The oil major rose more than 1% or 4.8p to 437.2p after a US federal appeals court ordered tighter rules on compensation to help stem bogus or inflated claims for damages by businesses.
Upbeat figures from the powerhouse Chinese economy also helped the wider FTSE 100 Index steady after falls in the previous session, up 11.5 points to 6449.
A report showed that China's services sector expanded to a six-month high in August, but markets remain cautious with no breakthrough in sight on budget negotiations and warnings from Barack Obama to Wall Street over the risk of America defaulting.
While London investors held their nerve over the crisis, Germany's Dax and France's Cac 40 fell, partly on profit taking as the single currency climbed against the dollar.
Worries took their toll on Wall Street, with the Dow Jones Industrial Average down by more than 1% by the close in London.
Sterling failed to advance on previous highs despite buoyant economic data showing the services sector had its best quarter for 16 years.

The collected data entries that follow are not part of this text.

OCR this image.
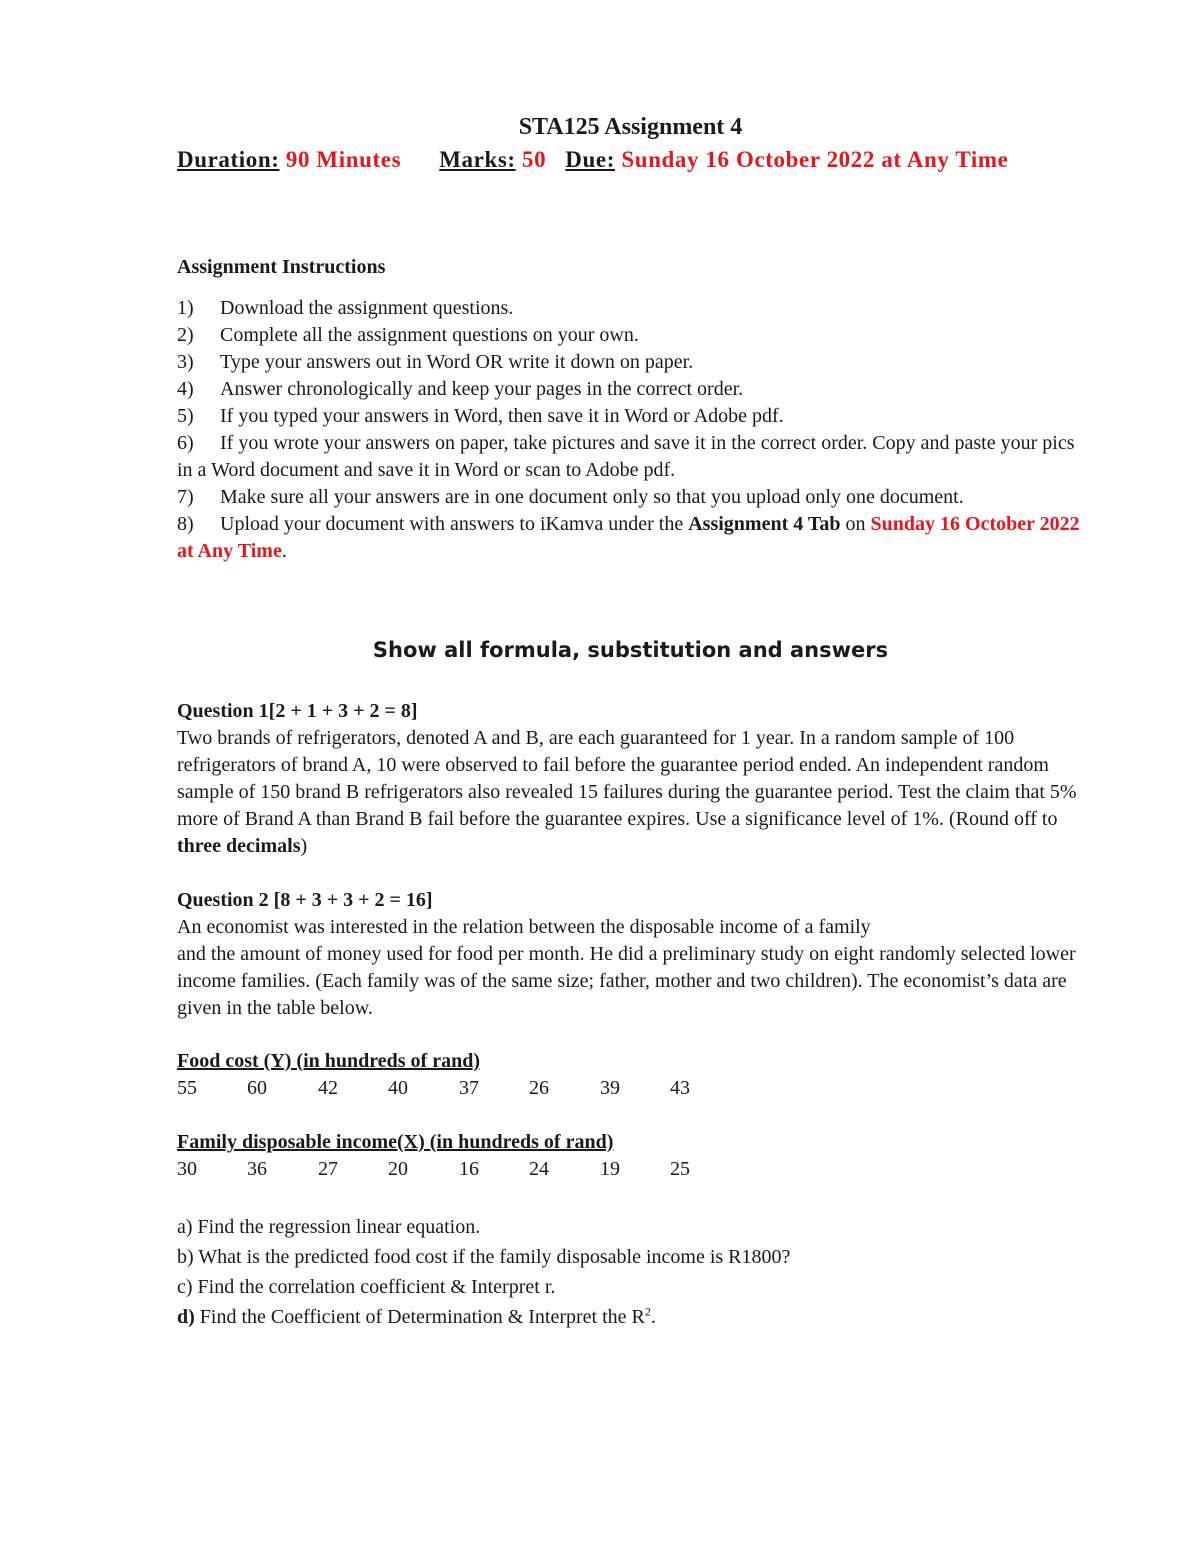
STA125 Assignment 4
Duration: 90 Minutes Marks: 50 Due: Sunday 16 October 2022 at Any Time
Assignment Instructions
1) Download the assignment questions.
2) Complete all the assignment questions on your own.
3) Type your answers out in Word OR write it down on paper.
4) Answer chronologically and keep your pages in the correct order.
5) If you typed your answers in Word, then save it in Word or Adobe pdf.
6) If you wrote your answers on paper, take pictures and save it in the correct order. Copy and paste your pics in a Word document and save it in Word or scan to Adobe pdf.
7) Make sure all your answers are in one document only so that you upload only one document.
8) Upload your document with answers to iKamva under the Assignment 4 Tab on Sunday 16 October 2022 at Any Time.
Show all formula, substitution and answers
Question 1[2 + 1 + 3 + 2 = 8]
Two brands of refrigerators, denoted A and B, are each guaranteed for 1 year. In a random sample of 100 refrigerators of brand A, 10 were observed to fail before the guarantee period ended. An independent random sample of 150 brand B refrigerators also revealed 15 failures during the guarantee period. Test the claim that 5% more of Brand A than Brand B fail before the guarantee expires. Use a significance level of 1%. (Round off to three decimals)
Question 2 [8 + 3 + 3 + 2 = 16]
An economist was interested in the relation between the disposable income of a family
and the amount of money used for food per month. He did a preliminary study on eight randomly selected lower income families. (Each family was of the same size; father, mother and two children). The economist’s data are given in the table below.
Food cost (Y) (in hundreds of rand)
55	60	42	40	37	26	39	43
Family disposable income(X) (in hundreds of rand)
30	36	27	20	16	24	19	25
a) Find the regression linear equation.
b) What is the predicted food cost if the family disposable income is R1800?
c) Find the correlation coefficient & Interpret r.
d) Find the Coefficient of Determination & Interpret the $R^2$.
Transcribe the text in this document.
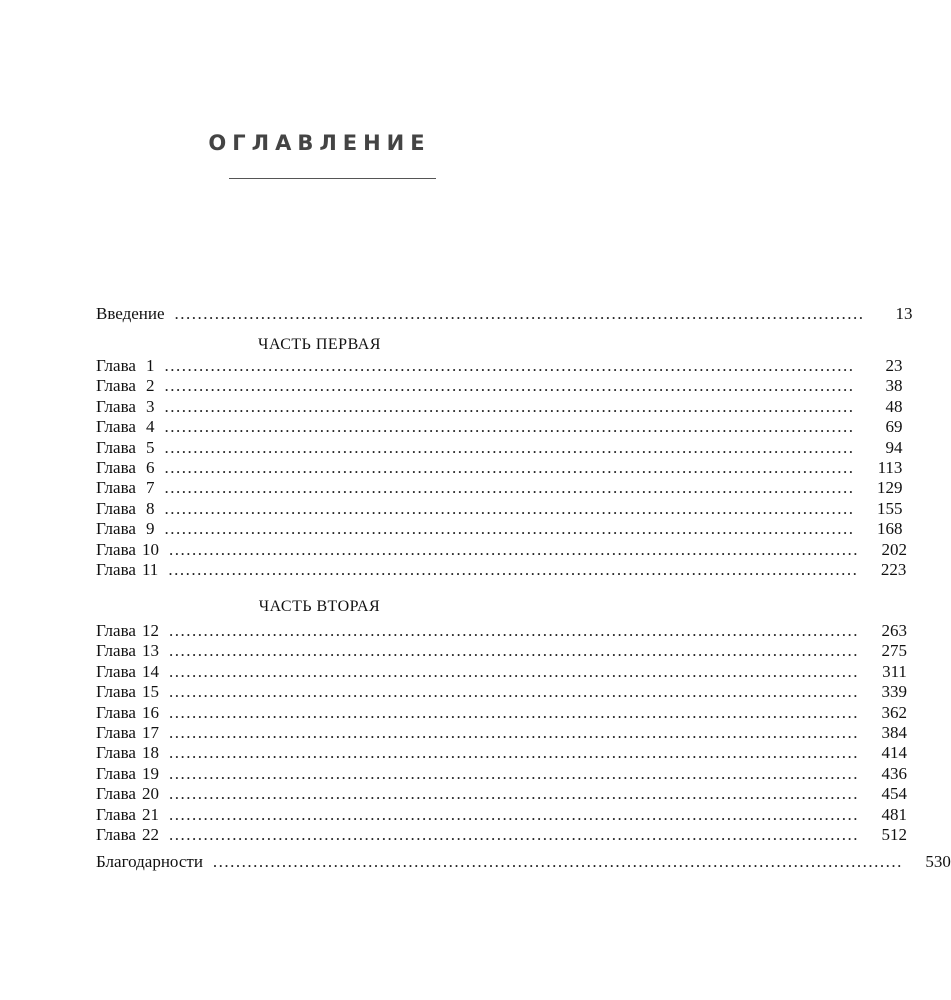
ОГЛАВЛЕНИЕ
Введение ........................................................................................................................	13
ЧАСТЬ ПЕРВАЯ
Глава 1 ........................................................................................................................	23
Глава 2 ........................................................................................................................	38
Глава 3 ........................................................................................................................	48
Глава 4 ........................................................................................................................	69
Глава 5 ........................................................................................................................	94
Глава 6 ........................................................................................................................	113
Глава 7 ........................................................................................................................	129
Глава 8 ........................................................................................................................	155
Глава 9 ........................................................................................................................	168
Глава 10 ........................................................................................................................	202
Глава 11 ........................................................................................................................	223
ЧАСТЬ ВТОРАЯ
Глава 12 ........................................................................................................................	263
Глава 13 ........................................................................................................................	275
Глава 14 ........................................................................................................................	311
Глава 15 ........................................................................................................................	339
Глава 16 ........................................................................................................................	362
Глава 17 ........................................................................................................................	384
Глава 18 ........................................................................................................................	414
Глава 19 ........................................................................................................................	436
Глава 20 ........................................................................................................................	454
Глава 21 ........................................................................................................................	481
Глава 22 ........................................................................................................................	512
Благодарности ........................................................................................................................	530
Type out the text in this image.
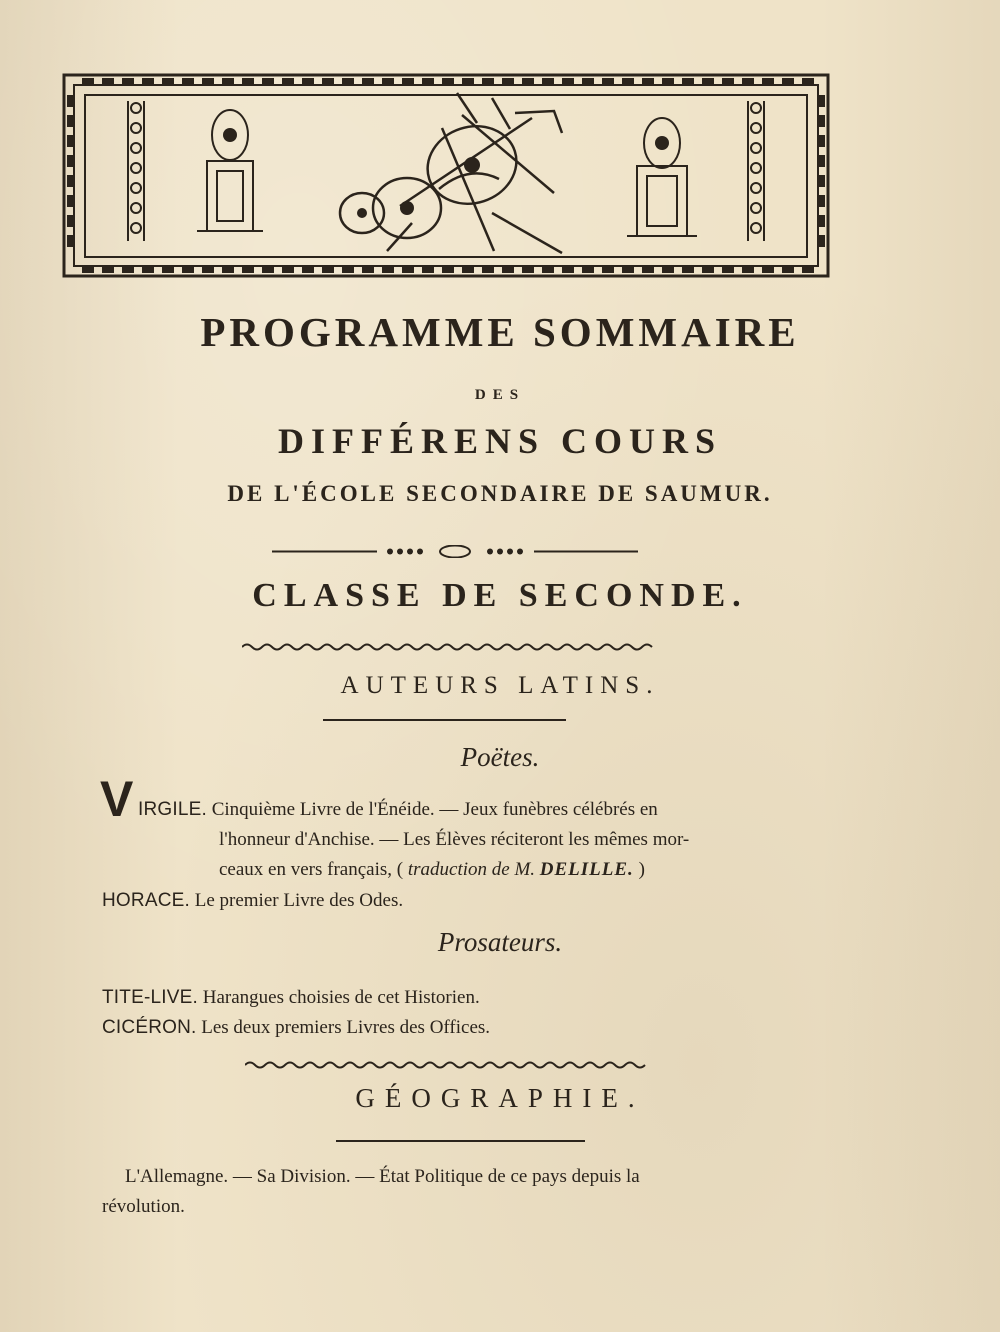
PROGRAMME SOMMAIRE
DES
DIFFÉRENS COURS
DE L'ÉCOLE SECONDAIRE DE SAUMUR.
CLASSE DE SECONDE.
AUTEURS LATINS.
Poëtes.
V IRGILE. Cinquième Livre de l'Énéide. — Jeux funèbres célébrés en
l'honneur d'Anchise. — Les Élèves réciteront les mêmes mor-
ceaux en vers français, ( traduction de M. DELILLE. )
HORACE. Le premier Livre des Odes.
Prosateurs.
TITE-LIVE. Harangues choisies de cet Historien.
CICÉRON. Les deux premiers Livres des Offices.
GÉOGRAPHIE.
L'Allemagne. — Sa Division. — État Politique de ce pays depuis la
révolution.
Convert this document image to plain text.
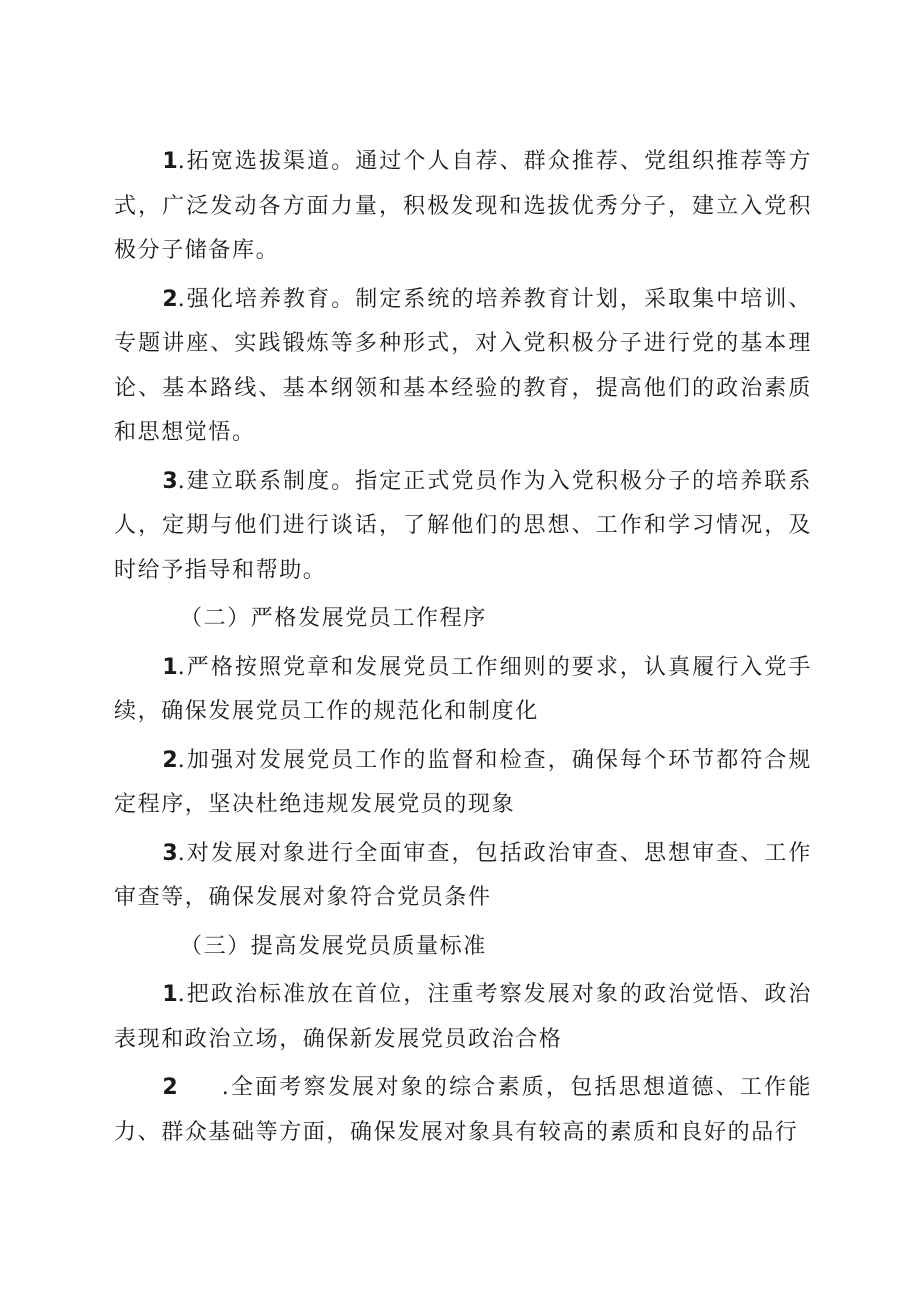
1.拓宽选拔渠道。通过个人自荐、群众推荐、党组织推荐等方式，广泛发动各方面力量，积极发现和选拔优秀分子，建立入党积极分子储备库。

2.强化培养教育。制定系统的培养教育计划，采取集中培训、专题讲座、实践锻炼等多种形式，对入党积极分子进行党的基本理论、基本路线、基本纲领和基本经验的教育，提高他们的政治素质和思想觉悟。

3.建立联系制度。指定正式党员作为入党积极分子的培养联系人，定期与他们进行谈话，了解他们的思想、工作和学习情况，及时给予指导和帮助。

（二）严格发展党员工作程序

1.严格按照党章和发展党员工作细则的要求，认真履行入党手续，确保发展党员工作的规范化和制度化

2.加强对发展党员工作的监督和检查，确保每个环节都符合规定程序，坚决杜绝违规发展党员的现象

3.对发展对象进行全面审查，包括政治审查、思想审查、工作审查等，确保发展对象符合党员条件

（三）提高发展党员质量标准

1.把政治标准放在首位，注重考察发展对象的政治觉悟、政治表现和政治立场，确保新发展党员政治合格

2 .全面考察发展对象的综合素质，包括思想道德、工作能力、群众基础等方面，确保发展对象具有较高的素质和良好的品行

Surveys this week, also including construction and manufacturing figures, showed strong performances across the board - but also indicated growth slowing down a little.
It was enough for currency traders to take profits on the pound, which slipped a cent against the greenback to just under 1.62 US dollars and also by a cent against the single currency, to a little below 1.19 euros.
In equities, insurer Aviva helped the FTSE 100 hold its course after it completed the sale of its US arm to Athene Holding, fetching 800 million US dollars (£493 million) more than expected. Shares rose 5.6p to 413.1p.
In other corporate news, budget airline easyJet said full-year profits were set to be at the top end of City expectations - the second hike to guidance in less than three months.
Shares initially rose as much as 2%, but later lost ground, down 6p to 1308p.
Retailer Sports Direct International was among the biggest top flight fallers after chief executive Dave Forsey and finance director Bob Mellors took up bonus scheme options to buy a million shares and immediately sold 950,000 each.
The move raised nearly £6.5 million each, but left shares in the group 10.5p lower at 698p.
Transport firm FirstGroup was making gains in the FTSE 250 Index as the Government struck a franchise deal for its First Great Western rail business to carry on running the Great Western main line until September 2015 before bidding starts for a new long-term franchise. Shares in the group lifted 3p to 123.7p.
The biggest fallers on the FTSE 100 were Vedanta Resources, down 31p to 1059p, Fresnillo down 25p to 910p, CRH down 30p to 1466p, and Anglo American down 30p to 1472.5p.